La publicité des jeux d’argent ne doit pas valoriser, banaliser ou inciter à une pratique du jeu excessive, immodérée, susceptible de mettre le joueur en péril financier, social ou psychologique.

A cet effet, la publicité des jeux d’argent ne doit pas, de quelque manière que ce soit :

(…)

f/ présenter le jeu comme un moyen de recouvrer des pertes au jeu ; g/ suggérer que le jeu est une façon de régler des difficultés financières, passagèrement ou durablement ;

h/ présenter le jeu comme une échappatoire face à des difficultés personnelles, professionnelles ou psychologiques ;

i/ présenter le jeu comme une activité permettant de gagner sa vie plutôt que comme un divertissement (…) »

Le Jury observe que le message publicitaire critiqué, s’il ne fait pas la promotion directement d’un jeu d’argent (avec mise d’argent au départ), puisqu’il s’agit d’un « teaser » pour inciter le public cible à participer à un « escape game » gratuit, vise néanmoins à mieux faire connaître le Loto à une population plus jeune (18-30 ans). Le film publicitaire en cause entre donc dans le champ des dispositions précitées de la Recommandation « Jeux d’argent » de l’ARPP.

Le Jury relève par ailleurs que si la situation choisie est celle, non pas d’une personne en situation de précarité, mais d’une colocation étudiante, la mise en scène (lit défait, placards quasiment vides, personnage la tête dans les mains, accumulation de factures impayées) peut introduire une confusion dans l’esprit du public, entretenue par les slogans tels que « Enfermé dans vos emmerdes ? ».

Si les codes de l’ « escape game » classique (enfermement dans une seule pièce, énigmes à résoudre sous la forme de numéros à trouver…) sont présents, la publicité repose sur le parallèle entre l’enfermement dans une pièce dont il faut sortir – principe même de l’« escape game » – et le fait de pouvoir se sortir d’une situation délicate grâce au jeu du Loto. Par ailleurs, le choix d’une situation réaliste pour présenter le jeu contribue à renforcer le processus d’identification entre le public et le personnage du film. L’allusion aux difficultés financière est tangible, puisqu’un plan s’attarde sur une facture impayée que le personnage tient entre ses mains avant de la jeter sur un tas d’autres documents.

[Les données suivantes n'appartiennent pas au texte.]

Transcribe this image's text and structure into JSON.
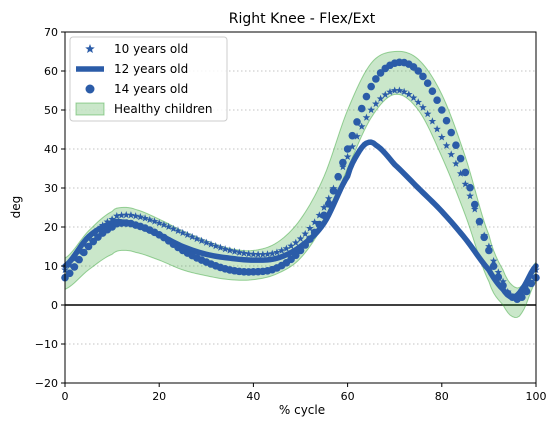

Le Jury estime donc que cette publicité, construite autour de l’idée que l’on peut sortir d’une situation financière difficile par le jeu, et dont l’objectif, en promouvant « l’escape game loto », est de mieux faire connaître le Loto aux jeunes, présente le jeu comme une échappatoire et comme un moyen de régler des difficultés financières.

Compte tenu de ces éléments, le Jury est d’avis que la publicité en cause contrevient aux dispositions des articles de la Recommandation « Jeux d’argent » de l’ARPP précitées.

Avis adopté le vendredi 2 juin 2017 par Mme Michel-Amsellem, Présidente, Mme Sophie-Justine Lieber, Vice-Présidente, Mme Moggio, MM. Benhaïm, Depincé et Leers.